Aku memandangi beberapa koleksi lukisanku satu demi satu dan melebur dalam tiap emosinya. Menyelami beragam kehidupan didalamnya. Setiap darinya memiliki kesan tersendiri. Kupejamkan mataku sejenak dan membiarkan jiwa ini hanyut dalam kumpulan imajinasi. Terbang ke angkasa menembus cakrawala harapan. Menuruni lembah keputus asaan. Hanyut dalam sungai kepasrahan dan kembali ke dunia nyata dengan air mata meleleh membasahi pipi.

Sejenak kupandangi salah satu bagian dinding yang masih kosong. Aku merenung sejenak dan tersenyum, “aku ingin membeli lukisan pemuda yang bernama Sena itu. Harus.”

****

Sanggar seni ini sudah sepi, hanya ada Sena yang sedang sibuk dengan lukisannya. Dia membelakangiku dan tidak menyadari keberadaanku yang sedang mendekatinya. Dia tampak begitu hanyut dengan pekerjaannya. Aku memandang pekerjaannya. Lukisan yang bagus dan memiliki jiwa.

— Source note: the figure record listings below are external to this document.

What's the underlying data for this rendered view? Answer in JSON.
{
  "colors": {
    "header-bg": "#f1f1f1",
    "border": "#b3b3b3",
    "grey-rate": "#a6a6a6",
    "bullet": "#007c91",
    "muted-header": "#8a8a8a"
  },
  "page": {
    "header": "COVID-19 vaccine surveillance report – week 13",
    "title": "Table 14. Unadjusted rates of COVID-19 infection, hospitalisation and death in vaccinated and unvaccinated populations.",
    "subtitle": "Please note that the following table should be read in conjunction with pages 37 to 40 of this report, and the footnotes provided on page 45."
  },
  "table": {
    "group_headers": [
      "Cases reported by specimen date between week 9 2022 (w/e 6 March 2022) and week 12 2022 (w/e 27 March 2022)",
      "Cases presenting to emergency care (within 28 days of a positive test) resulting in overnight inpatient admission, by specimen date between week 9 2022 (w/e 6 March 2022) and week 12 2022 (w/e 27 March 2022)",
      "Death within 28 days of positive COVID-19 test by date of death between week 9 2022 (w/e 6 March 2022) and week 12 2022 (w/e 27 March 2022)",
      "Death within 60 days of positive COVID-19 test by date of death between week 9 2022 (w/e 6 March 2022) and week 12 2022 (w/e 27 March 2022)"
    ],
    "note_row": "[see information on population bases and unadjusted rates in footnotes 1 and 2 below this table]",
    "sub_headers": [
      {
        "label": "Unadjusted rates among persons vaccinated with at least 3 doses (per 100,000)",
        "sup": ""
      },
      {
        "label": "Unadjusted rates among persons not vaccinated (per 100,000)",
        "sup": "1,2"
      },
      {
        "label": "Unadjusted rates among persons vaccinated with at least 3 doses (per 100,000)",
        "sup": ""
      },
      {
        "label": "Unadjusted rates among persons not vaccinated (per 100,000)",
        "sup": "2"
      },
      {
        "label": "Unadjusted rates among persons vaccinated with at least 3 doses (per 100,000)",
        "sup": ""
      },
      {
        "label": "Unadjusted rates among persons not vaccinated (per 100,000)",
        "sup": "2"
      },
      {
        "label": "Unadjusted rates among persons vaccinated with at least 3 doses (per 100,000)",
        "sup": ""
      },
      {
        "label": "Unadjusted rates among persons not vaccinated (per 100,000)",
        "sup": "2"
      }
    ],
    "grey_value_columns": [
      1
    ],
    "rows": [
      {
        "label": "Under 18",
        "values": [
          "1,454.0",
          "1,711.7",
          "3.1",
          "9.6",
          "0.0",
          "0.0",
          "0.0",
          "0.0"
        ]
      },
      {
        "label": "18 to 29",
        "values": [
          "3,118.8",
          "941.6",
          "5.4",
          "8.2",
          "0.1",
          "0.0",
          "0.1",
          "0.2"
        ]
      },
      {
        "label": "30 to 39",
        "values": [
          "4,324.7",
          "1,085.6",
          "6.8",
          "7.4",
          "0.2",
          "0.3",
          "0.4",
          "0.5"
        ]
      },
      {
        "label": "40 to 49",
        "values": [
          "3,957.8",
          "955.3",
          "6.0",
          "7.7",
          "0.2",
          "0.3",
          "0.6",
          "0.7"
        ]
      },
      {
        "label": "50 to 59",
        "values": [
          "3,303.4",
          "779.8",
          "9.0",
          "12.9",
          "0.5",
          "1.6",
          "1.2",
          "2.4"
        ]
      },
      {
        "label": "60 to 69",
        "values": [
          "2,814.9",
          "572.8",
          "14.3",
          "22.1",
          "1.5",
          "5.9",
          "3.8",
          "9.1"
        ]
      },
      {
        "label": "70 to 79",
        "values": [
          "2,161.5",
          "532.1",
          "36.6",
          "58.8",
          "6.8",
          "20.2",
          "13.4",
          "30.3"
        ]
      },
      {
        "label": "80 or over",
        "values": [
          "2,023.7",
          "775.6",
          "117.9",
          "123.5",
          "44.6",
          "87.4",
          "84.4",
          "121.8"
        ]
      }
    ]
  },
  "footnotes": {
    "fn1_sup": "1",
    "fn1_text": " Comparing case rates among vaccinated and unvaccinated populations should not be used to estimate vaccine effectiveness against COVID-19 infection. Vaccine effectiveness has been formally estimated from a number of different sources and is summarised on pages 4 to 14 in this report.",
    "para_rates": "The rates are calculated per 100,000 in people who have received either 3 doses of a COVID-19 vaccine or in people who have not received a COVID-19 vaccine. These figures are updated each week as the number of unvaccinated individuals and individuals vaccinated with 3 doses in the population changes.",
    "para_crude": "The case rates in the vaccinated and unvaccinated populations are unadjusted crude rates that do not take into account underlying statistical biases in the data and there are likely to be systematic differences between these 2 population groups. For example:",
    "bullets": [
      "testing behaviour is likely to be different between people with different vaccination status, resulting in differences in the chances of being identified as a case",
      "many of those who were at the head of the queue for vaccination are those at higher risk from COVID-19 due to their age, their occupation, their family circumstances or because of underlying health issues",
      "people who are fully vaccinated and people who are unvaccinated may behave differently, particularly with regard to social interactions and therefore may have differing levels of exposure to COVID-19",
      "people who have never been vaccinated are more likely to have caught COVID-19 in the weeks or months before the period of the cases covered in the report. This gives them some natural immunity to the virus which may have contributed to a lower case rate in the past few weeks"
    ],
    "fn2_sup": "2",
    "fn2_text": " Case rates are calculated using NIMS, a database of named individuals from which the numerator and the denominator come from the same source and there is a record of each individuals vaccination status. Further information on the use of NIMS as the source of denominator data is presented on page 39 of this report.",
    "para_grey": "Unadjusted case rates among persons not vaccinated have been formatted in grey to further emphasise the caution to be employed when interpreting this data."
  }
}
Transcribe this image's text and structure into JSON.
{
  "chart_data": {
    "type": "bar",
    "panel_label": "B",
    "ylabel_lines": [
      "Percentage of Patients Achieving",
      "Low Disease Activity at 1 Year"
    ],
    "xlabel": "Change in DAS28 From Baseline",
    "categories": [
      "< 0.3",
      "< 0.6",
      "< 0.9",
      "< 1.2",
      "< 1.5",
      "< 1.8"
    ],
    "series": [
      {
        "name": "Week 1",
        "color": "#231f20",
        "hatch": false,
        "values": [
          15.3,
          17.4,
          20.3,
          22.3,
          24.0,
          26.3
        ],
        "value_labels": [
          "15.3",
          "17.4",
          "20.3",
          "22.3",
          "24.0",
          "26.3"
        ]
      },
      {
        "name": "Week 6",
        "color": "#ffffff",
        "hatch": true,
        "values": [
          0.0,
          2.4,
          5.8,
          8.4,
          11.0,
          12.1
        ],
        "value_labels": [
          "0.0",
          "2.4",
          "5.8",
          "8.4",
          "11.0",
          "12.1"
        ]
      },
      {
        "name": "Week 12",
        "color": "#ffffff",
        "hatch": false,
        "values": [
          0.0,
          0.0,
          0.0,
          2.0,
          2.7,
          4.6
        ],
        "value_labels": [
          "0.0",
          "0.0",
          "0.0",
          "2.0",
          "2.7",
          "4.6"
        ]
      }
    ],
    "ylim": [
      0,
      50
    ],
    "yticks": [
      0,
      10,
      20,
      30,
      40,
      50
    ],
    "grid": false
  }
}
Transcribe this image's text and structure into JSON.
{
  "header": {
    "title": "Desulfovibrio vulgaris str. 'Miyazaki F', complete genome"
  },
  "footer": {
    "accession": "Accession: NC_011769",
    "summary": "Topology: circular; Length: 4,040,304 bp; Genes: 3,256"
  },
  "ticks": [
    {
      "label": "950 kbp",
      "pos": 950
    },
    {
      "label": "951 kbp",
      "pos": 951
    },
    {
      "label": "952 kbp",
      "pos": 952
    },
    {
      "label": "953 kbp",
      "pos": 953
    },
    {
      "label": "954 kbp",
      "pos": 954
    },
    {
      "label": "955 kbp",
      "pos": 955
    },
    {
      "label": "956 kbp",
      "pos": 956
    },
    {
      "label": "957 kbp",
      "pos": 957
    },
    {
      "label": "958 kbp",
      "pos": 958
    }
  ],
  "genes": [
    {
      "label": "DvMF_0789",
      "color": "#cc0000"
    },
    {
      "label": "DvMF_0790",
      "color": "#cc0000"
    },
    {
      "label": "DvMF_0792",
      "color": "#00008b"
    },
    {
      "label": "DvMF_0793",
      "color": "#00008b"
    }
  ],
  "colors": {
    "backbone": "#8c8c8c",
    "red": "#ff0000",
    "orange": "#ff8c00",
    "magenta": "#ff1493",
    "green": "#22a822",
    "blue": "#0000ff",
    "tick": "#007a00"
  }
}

Sapuan warna biru mendominasi kanvas. Campuran warnanya begitu halus. Di beberapa bagian dia memberikan bercak warna ungu dan merah dengan goresan kuas melengkung indah seperti ukiran. Di salah satu sisi dia melukis mata dengan detail yang menjadi tema dalam lukisannya. Sena sedang asyik menyapukan warna biru gelap dibagian atas kanvas, begitu gelap warnanya hingga menyerupai warna hitam. Lalu dengan tangkas dia mencampur warna dan memberikan bercak-bercak putih terang diatas warna biru gelap. Lalu dia goreskan warna kuning melingkar secara spiral yang tidak teratur sementara disekelilingnya diberikan pergantian gradasi warna dari terang ke gelap.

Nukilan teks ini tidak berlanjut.